A la tête de son Inner Language Trio très classique - piano, contrebasse, batterie - comme en solo, genre où il s’est fait particulièrement remarquer outre-Rhin il y a quelques années, le pianiste suisse Christoph Stiefel propose un jazz moderne qui s’inspire davantage de Lennie Tristano ou Keith Jarrett que des motets courtois de leurs glorieux ancêtres. Pourtant, il poursuit depuis des années cette idée directrice de l’isorythmie dans ses compositions ou ses arrangements ; imprégnés d’une atmosphère particulière et d’une illusion troublante ceux-ci créent une spirale étourdissante où les lignes mélodiques se superposent, uniquement reliées par un élément rythmique appuyé. Ainsi, sur son solo de 2005, avait-il converti le « Caravan » d’Ellington à l’isorythmie pour un résultat déconstruit qui renouvelait le standard. [2]

Fortuna’s Smile, son premier disque sorti simultanément en Suisse, en Allemagne et en France, n’échappe pas à la règle.

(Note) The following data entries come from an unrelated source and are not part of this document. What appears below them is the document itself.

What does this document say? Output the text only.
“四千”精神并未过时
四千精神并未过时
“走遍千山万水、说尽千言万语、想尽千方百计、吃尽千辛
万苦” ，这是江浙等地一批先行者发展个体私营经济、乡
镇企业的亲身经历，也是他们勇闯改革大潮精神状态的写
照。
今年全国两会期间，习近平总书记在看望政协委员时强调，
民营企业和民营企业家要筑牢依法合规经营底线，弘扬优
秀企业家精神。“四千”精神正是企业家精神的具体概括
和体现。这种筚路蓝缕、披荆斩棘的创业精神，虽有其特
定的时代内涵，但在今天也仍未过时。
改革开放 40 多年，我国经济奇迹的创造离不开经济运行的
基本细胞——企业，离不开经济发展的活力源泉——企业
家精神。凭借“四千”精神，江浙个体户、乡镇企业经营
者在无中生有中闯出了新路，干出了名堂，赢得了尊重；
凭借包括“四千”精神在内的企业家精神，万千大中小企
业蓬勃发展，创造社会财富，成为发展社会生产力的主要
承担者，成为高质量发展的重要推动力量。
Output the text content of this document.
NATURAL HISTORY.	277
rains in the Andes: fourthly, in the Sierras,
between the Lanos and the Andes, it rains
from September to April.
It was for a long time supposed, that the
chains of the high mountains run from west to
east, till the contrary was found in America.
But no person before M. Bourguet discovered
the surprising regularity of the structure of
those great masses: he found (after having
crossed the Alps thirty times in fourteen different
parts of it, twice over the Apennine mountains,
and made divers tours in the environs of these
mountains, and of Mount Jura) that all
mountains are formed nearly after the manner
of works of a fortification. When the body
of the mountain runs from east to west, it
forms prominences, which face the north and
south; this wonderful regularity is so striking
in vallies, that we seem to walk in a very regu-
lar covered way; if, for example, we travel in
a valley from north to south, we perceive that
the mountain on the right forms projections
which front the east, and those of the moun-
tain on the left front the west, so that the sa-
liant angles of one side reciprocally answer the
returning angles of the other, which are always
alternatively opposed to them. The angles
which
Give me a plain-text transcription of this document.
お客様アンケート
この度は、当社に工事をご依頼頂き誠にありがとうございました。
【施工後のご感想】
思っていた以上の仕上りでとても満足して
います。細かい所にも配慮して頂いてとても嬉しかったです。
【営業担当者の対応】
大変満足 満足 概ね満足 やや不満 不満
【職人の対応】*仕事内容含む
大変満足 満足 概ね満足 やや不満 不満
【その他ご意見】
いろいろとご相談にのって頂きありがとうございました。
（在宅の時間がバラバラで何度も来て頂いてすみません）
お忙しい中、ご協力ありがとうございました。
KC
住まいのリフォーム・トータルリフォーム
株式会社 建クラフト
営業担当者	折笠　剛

Il s’ouvre avec « Tiscope Kaleidome/ Isorythm #21 », où le lent solo de Stiefel met en place un jeu de main gauche dévoilant l’isorythmie ; il est soutenu par le jeu très coloriste du batteur Marcel Papaux et la sécheresse du jeune contrebassiste Thomas Lähns. Les trois comparses assurent tour à tour l’isorythmie - prépondérantes sans pour autant sentir le procédé « plaqué » : au contraire, elle contribue à diffuser une atmosphère intérieure, pour un résultat très collectif.

Dans ces compositions - parcimonieuses sans être austères -, le rôle du duo basse-batterie est capital en ceci qu’il permet à Stiefel des digressions impressionnistes (« Aura/Isorythm #22 ») ; l’atmosphère de l’Inner Language Trio doit beaucoup à l’apport de cette base rythmique. « Fortuna’s Smile/Isorythm #26 » s’enveloppe dans une atmosphère duveteuse grâce au jeu tout en effleurements de Papaux. (Son style par « touches » n’est d’ailleurs pas sans rappeler Peter Erskine, avec qui Stiefel a longtemps joué.) Parallèlement, la nervosité instillée par Lähns sur « Olympus Mons/Isorythm #28 » apporte un autre éclairage aux compositions : de l’isorythmie peut aussi naître un groove galvanisé et efficace. Guillaume de Machaut n’y aurait pas songé.

par Franpi Barriaux // Publié le 3 septembre 2010

[1Une définition succincte de l’Ars Nova et de l’Isorythmie sur Wikipedia.

[2Isorythms for Solo Piano, sorti en 2007 en Suisse et très récemment distribué en France.